Everything outside on this clear October morning is still.  Yet there is movement.  I’m astonished at Venus’ progress up the sky.  It rose at 5:40.  At 7:21, as the sun rose, Venus is clear up past, and to the right of, the transformer on the power pole.  I’ve watched Venus for the past hour and a half.  I’ve watched it move.

I’ve watched the eastern sky go from dark to red to very light where the sun would rise.  I watched as the sun’s first light burst over the mountain.  In five minutes’ time or less the whole orb was above the horizon.

The leaves of the raspberries and lilacs are perfectly still, but some of the golden leaves on the aspen in the back yard are quaking with the least excuse in what little breeze they can find.  I love that species of tree.

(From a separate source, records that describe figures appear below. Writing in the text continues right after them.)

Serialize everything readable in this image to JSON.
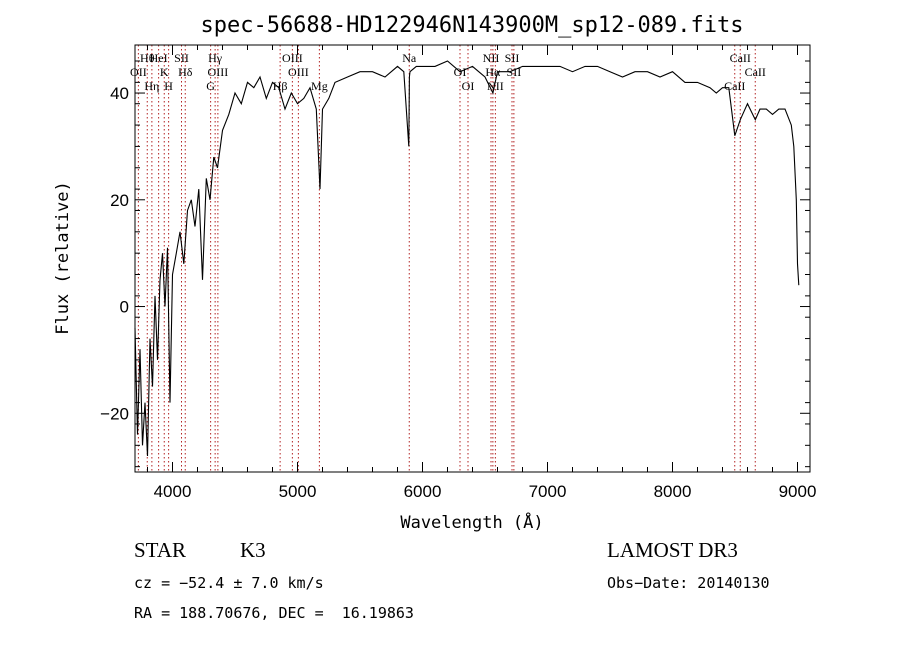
{
  "chart_data": {
    "type": "line",
    "title": "spec-56688-HD122946N143900M_sp12-089.fits",
    "xlabel": "Wavelength (Å)",
    "ylabel": "Flux (relative)",
    "xlim": [
      3700,
      9100
    ],
    "ylim": [
      -31,
      49
    ],
    "xticks": [
      4000,
      5000,
      6000,
      7000,
      8000,
      9000
    ],
    "yticks": [
      -20,
      0,
      20,
      40
    ],
    "grid": false,
    "line_color": "#000000",
    "marker_color": "#b22222",
    "series": [
      {
        "x": [
          3700,
          3720,
          3740,
          3760,
          3780,
          3800,
          3820,
          3840,
          3860,
          3880,
          3900,
          3920,
          3940,
          3960,
          3980,
          4000,
          4030,
          4060,
          4090,
          4120,
          4150,
          4180,
          4210,
          4240,
          4270,
          4300,
          4330,
          4360,
          4400,
          4450,
          4500,
          4550,
          4600,
          4650,
          4700,
          4750,
          4800,
          4850,
          4900,
          4950,
          5000,
          5050,
          5100,
          5150,
          5180,
          5200,
          5250,
          5300,
          5400,
          5500,
          5600,
          5700,
          5800,
          5850,
          5890,
          5895,
          5900,
          5950,
          6000,
          6100,
          6200,
          6300,
          6400,
          6500,
          6563,
          6600,
          6700,
          6800,
          6900,
          7000,
          7100,
          7200,
          7300,
          7400,
          7500,
          7600,
          7700,
          7800,
          7900,
          8000,
          8100,
          8200,
          8300,
          8350,
          8400,
          8450,
          8498,
          8542,
          8600,
          8662,
          8700,
          8750,
          8800,
          8850,
          8900,
          8950,
          8970,
          8990,
          9000,
          9010
        ],
        "y": [
          -4,
          -24,
          -8,
          -26,
          -18,
          -28,
          -6,
          -15,
          2,
          -10,
          5,
          10,
          0,
          11,
          -18,
          6,
          10,
          14,
          8,
          18,
          20,
          15,
          22,
          5,
          24,
          20,
          28,
          26,
          33,
          36,
          40,
          38,
          42,
          41,
          43,
          39,
          42,
          41,
          37,
          40,
          38,
          39,
          41,
          37,
          22,
          37,
          39,
          42,
          43,
          44,
          44,
          43,
          45,
          44,
          30,
          43,
          44,
          45,
          45,
          45,
          46,
          44,
          45,
          43,
          40,
          44,
          44,
          45,
          45,
          45,
          45,
          44,
          45,
          45,
          44,
          43,
          44,
          44,
          43,
          44,
          42,
          42,
          41,
          40,
          41,
          41,
          32,
          35,
          38,
          35,
          37,
          37,
          36,
          37,
          37,
          34,
          30,
          20,
          8,
          4
        ]
      }
    ],
    "line_markers": [
      {
        "name": "Hθ",
        "wl": 3798
      },
      {
        "name": "OII",
        "wl": 3727
      },
      {
        "name": "Hη",
        "wl": 3835
      },
      {
        "name": "HeI",
        "wl": 3889
      },
      {
        "name": "K",
        "wl": 3934
      },
      {
        "name": "H",
        "wl": 3969
      },
      {
        "name": "SII",
        "wl": 4072
      },
      {
        "name": "Hδ",
        "wl": 4102
      },
      {
        "name": "G",
        "wl": 4305
      },
      {
        "name": "Hγ",
        "wl": 4341
      },
      {
        "name": "OIII",
        "wl": 4363
      },
      {
        "name": "Hβ",
        "wl": 4861
      },
      {
        "name": "OIII",
        "wl": 4959
      },
      {
        "name": "OIII",
        "wl": 5007
      },
      {
        "name": "Mg",
        "wl": 5175
      },
      {
        "name": "Na",
        "wl": 5894
      },
      {
        "name": "OI",
        "wl": 6300
      },
      {
        "name": "OI",
        "wl": 6364
      },
      {
        "name": "NII",
        "wl": 6548
      },
      {
        "name": "Hα",
        "wl": 6563
      },
      {
        "name": "NII",
        "wl": 6583
      },
      {
        "name": "SII",
        "wl": 6716
      },
      {
        "name": "SII",
        "wl": 6731
      },
      {
        "name": "CaII",
        "wl": 8498
      },
      {
        "name": "CaII",
        "wl": 8542
      },
      {
        "name": "CaII",
        "wl": 8662
      }
    ]
  },
  "info": {
    "object_class": "STAR",
    "subclass": "K3",
    "survey": "LAMOST DR3",
    "cz": "cz = −52.4 ± 7.0 km/s",
    "obs_date": "Obs−Date: 20140130",
    "coords": "RA = 188.70676, DEC =  16.19863"
  }
}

A magpie flies by.  A Steller’s jay hops from the fence to the bird feeder and back again.  Adam is already in the high field driving his John Deere tractor back and forth as he discs up the decades-old sod.  That soil hasn’t been turned or moved since I was a boy.

At the first of the month we still hadn’t had a frost.  The trees on the mountains were all dark green.  Now three weeks later the mountains are dotted everywhere with yellow larches, and the borders of the woods are all made bright yellow by the aspens and cottonwoods.

All is still, yet there is movement.

Just yesterday it seems it was spring, and then summer.  It was warm outside.  Now it’s frosty and cool and fall.

All is still, and yet there is movement.

And it wasn’t long ago that I was a young father with all the cares of providing for a large family of children.  Those children are all grown now, and are already sending their own children out into the world to make their own marks and to form their own families.

I don’t remember all this movement.  How did it happen?  Have I been sleeping?

My 8-year-old grandson tactfully pointed out that when his baby brother is grown and getting married and having children, I’ll be dead.  My body will cease moving between now and then, but my posterity will go on living and moving and serving and loving and being useful, and so will I.